No MMA, há uma tendência para simplificar tudo: ganhou ou perdeu. Mas essa leitura é curta demais para um desporto que é, ao mesmo tempo, físico, técnico e regulado ao detalhe.
A verdade é que existem várias formas de um combate terminar — e cada uma delas diz algo diferente sobre o que aconteceu dentro da cage.
Comecemos pelo mais conhecido: o Knockout (KO).
O KO acontece quando um atleta perde a capacidade de continuar imediatamente após um golpe legal. Não há discussão, não há leitura complexa — há uma interrupção clara porque o lutador não está em condições de se defender ou de continuar.
Imagem cedida João Vitor Costa
Logo a seguir temos o Technical Knockout (TKO), que muitas vezes gera confusão. Aqui, o combate não termina porque o atleta está inconsciente, mas porque o árbitro decide intervir.
Pode ser por incapacidade de defesa inteligente, acumulação de dano ou domínio claro e contínuo do adversário. É uma das decisões mais importantes e mais difíceis do árbitro, porque envolve proteger o atleta antes que aconteça um dano mais grave.
Depois existe a submissão, que pode acontecer de duas formas: verbal ou por "tap". No "tap", o atleta sinaliza fisicamente que desiste. Na submissão verbal, pode não haver toque visível — o atleta comunica que não consegue continuar. Aqui não há margem para dúvidas: a técnica foi aplicada de forma eficaz e o combate termina imediatamente.
Imagem cedida João Vitor Costa
Outro cenário é a desqualificação (DQ). Isto acontece quando um atleta viola as regras de forma grave ou repetida, seja por golpes ilegais, comportamento antidesportivo ou desrespeito pelas instruções do árbitro. Não é uma vitória "limpa", mas é uma consequência direta do incumprimento das regras.
Existe também o walkover, quando um atleta não comparece para o combate ou não está apto a competir antes do início. O adversário é declarado vencedor sem que o combate aconteça. É raro em grandes eventos, mas faz parte da realidade competitiva.

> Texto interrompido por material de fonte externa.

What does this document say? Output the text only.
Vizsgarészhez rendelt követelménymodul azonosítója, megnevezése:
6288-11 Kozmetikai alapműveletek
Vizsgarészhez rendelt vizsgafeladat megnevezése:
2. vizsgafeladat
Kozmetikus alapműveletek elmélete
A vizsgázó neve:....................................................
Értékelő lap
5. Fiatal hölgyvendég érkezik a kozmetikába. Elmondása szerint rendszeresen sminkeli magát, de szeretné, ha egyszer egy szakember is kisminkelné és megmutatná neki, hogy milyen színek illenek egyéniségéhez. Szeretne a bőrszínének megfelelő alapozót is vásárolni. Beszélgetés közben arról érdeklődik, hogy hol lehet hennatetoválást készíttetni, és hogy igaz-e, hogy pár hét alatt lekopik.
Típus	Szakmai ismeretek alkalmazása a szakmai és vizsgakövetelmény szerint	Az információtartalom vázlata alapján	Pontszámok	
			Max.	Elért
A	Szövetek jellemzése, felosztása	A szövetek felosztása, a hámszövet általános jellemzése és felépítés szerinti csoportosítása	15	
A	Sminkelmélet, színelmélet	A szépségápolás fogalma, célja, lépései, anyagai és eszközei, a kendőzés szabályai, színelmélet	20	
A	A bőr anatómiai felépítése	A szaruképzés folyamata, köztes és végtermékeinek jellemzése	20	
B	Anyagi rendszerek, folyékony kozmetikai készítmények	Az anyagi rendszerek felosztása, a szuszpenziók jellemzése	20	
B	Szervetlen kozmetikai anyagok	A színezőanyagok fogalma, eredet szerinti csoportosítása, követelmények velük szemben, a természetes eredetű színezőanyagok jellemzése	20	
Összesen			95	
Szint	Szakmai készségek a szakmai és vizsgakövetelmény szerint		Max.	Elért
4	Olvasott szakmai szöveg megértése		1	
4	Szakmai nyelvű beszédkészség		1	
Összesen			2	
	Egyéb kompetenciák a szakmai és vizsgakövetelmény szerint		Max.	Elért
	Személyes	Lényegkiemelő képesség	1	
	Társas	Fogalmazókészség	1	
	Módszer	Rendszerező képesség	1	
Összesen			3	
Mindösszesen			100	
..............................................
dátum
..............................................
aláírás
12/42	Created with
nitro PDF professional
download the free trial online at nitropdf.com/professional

Um caso mais técnico é o No Contest. Aqui, o combate até pode começar, mas, por razões externas ou situações fora do controlo dos atletas — como uma lesão acidental precoce ou um erro técnico grave —, o combate é anulado e não há vencedor. Não conta como vitória nem como derrota.
Depois temos a Technical Decision. Isto acontece quando o combate é interrompido antes do tempo previsto (normalmente devido a uma lesão acidental), mas já ultrapassou o número mínimo de rounds ou o tempo necessário para ir aos cartões dos juízes. Nesses casos, a decisão é tomada com base na pontuação.
Imagem cedida João Vitor Costa
Por fim, existe o Technical Draw, ou empate técnico. Aqui, mesmo com a avaliação dos juízes, o resultado final não permite declarar um vencedor claro. Pode acontecer em situações muito específicas de equilíbrio total ou em cenários de pontuação que anulam a diferença entre os atletas.
O ponto importante aqui não é decorar nomes. É perceber a lógica.
O MMA não termina de uma forma única. Termina de várias formas diferentes, cada uma com um significado técnico e regulamentar próprio. E isso muda completamente a forma como se lê um evento.
Porque um KO não é o mesmo que um TKO. Um No Contest não é uma derrota. Uma desqualificação não é uma vitória técnica. E um combate interrompido nem sempre é um combate "decidido".
No fundo, cada final diz mais sobre o que aconteceu dentro da cage do que o simples resultado final.
E fica a questão:
Será que o público vê apenas o resultado… ou percebe realmente como esse resultado foi construído?